Gute Taten werden sofort belohnt

Ich könnte es auch anders ausdrücken. Nämlich so:

Endlich habe ich mir mal einen Tritt vor’s Schienbein gegeben und die nächste längst überfällige Rezension verfaßt, da schneit mir auch schon das nächste Rezensionsexemplar ist Haus und ich freue mich wie eine 100 Watt-Birne. 🙂

Das neue Buch heißt Earth Girl von Janet Edwards und ich bin schon sehr gespannt, ob es meinen Vorstellungen entspricht.
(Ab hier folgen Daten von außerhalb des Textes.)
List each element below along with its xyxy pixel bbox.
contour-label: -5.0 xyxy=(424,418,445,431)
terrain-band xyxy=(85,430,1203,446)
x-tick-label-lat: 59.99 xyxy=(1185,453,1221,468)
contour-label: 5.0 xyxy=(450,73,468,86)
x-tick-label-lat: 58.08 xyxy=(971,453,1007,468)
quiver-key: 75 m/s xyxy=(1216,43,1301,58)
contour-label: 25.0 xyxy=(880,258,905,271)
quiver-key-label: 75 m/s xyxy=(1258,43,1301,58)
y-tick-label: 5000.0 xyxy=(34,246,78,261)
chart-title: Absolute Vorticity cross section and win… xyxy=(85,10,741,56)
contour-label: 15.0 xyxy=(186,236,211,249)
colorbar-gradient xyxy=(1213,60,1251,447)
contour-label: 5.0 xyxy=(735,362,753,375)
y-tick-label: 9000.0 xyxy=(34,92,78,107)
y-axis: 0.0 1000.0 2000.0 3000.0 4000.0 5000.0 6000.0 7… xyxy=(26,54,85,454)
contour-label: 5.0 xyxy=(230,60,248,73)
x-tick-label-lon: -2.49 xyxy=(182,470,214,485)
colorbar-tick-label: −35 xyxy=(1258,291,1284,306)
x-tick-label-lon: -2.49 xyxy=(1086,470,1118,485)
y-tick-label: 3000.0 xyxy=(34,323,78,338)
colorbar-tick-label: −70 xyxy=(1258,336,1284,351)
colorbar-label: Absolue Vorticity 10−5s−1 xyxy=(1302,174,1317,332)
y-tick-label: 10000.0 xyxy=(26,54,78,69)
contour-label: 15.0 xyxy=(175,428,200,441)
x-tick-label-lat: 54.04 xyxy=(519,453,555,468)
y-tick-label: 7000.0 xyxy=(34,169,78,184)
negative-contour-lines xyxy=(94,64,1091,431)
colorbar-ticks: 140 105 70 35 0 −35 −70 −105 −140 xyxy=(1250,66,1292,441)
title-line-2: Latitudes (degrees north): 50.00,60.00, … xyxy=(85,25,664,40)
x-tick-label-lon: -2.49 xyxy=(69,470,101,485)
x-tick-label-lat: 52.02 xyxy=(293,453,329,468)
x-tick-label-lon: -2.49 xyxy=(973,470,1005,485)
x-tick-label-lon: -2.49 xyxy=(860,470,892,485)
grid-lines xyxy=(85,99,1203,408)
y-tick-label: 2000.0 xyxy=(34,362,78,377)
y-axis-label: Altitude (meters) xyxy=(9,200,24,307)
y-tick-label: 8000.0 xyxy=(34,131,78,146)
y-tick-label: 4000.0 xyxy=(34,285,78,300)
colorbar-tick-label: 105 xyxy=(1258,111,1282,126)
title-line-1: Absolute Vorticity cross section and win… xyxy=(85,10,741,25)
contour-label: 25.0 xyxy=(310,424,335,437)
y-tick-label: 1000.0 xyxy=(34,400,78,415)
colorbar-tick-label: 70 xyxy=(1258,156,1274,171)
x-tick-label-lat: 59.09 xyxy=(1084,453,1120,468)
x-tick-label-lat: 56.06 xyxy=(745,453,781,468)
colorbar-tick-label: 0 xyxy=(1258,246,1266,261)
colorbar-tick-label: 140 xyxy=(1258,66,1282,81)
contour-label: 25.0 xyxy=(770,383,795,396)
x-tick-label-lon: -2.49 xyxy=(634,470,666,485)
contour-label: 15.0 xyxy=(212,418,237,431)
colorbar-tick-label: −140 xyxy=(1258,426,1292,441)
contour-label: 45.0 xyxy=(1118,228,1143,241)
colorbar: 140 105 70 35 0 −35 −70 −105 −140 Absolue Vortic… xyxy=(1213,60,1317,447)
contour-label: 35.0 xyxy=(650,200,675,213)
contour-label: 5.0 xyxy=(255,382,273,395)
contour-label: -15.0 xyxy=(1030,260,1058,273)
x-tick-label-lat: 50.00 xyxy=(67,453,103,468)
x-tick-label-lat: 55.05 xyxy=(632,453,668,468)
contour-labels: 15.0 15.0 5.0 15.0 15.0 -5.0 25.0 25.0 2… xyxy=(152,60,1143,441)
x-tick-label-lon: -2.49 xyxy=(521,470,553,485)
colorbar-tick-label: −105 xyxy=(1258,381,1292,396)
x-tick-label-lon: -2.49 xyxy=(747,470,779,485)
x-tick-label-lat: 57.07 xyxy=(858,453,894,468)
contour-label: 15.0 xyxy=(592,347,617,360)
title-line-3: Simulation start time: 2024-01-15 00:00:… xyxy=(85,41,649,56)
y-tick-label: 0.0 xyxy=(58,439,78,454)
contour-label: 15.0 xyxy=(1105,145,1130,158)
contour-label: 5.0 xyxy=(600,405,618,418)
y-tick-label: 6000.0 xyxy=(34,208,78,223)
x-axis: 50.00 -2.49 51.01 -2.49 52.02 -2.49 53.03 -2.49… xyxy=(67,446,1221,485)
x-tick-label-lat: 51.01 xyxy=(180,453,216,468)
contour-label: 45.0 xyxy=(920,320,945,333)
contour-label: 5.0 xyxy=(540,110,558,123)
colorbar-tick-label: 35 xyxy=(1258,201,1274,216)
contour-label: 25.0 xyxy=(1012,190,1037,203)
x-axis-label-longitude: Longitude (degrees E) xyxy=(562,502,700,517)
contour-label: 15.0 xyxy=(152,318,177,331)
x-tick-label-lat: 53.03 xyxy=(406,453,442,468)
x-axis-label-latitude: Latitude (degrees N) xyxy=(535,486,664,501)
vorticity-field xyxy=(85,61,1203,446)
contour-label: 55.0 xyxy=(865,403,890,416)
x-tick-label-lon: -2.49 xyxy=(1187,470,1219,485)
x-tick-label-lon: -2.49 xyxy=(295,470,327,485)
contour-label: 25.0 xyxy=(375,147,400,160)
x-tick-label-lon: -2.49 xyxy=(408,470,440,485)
Aber genug geredet, hier also meine neueste Rezension:

Winterkartoffelknödel (Franz Eberhofer, #1)Winterkartoffelknödel by Rita Falk
My rating: 2 of 5 stars

Gleich am Anfang der Geschichte findet man sich beinahe sprichwörtlich auf dem Marktplatz eines kleinen niederbayerischen Fleckens in der Nähe von Landshut wieder – in Niederkaltenkirchen – und überlegt sich erst einmal wie um alles in der Welt man dorthin gelangen konnte. Bis man sich dann auch nur halbwegs in die Geschehnisse reinfindet, braucht es auch einiges an Zeit. Nicht zuletzt deshalb, weil der strafversetzte Dorfgendarm Eberhofer Franz als Erzähler erst so nach und nach damit rausrückt, worum es eigentlich geht. Und auch nicht wirklich sparsam ist mit den Details über das Familien- und Dorfleben. Als eines der ersten Dinge erfährt man, wo es die besten Leberkässemmeln gibt. Womit die ‚typisch bayerische Grundeinstellung‘ schonmal klargemacht wäre.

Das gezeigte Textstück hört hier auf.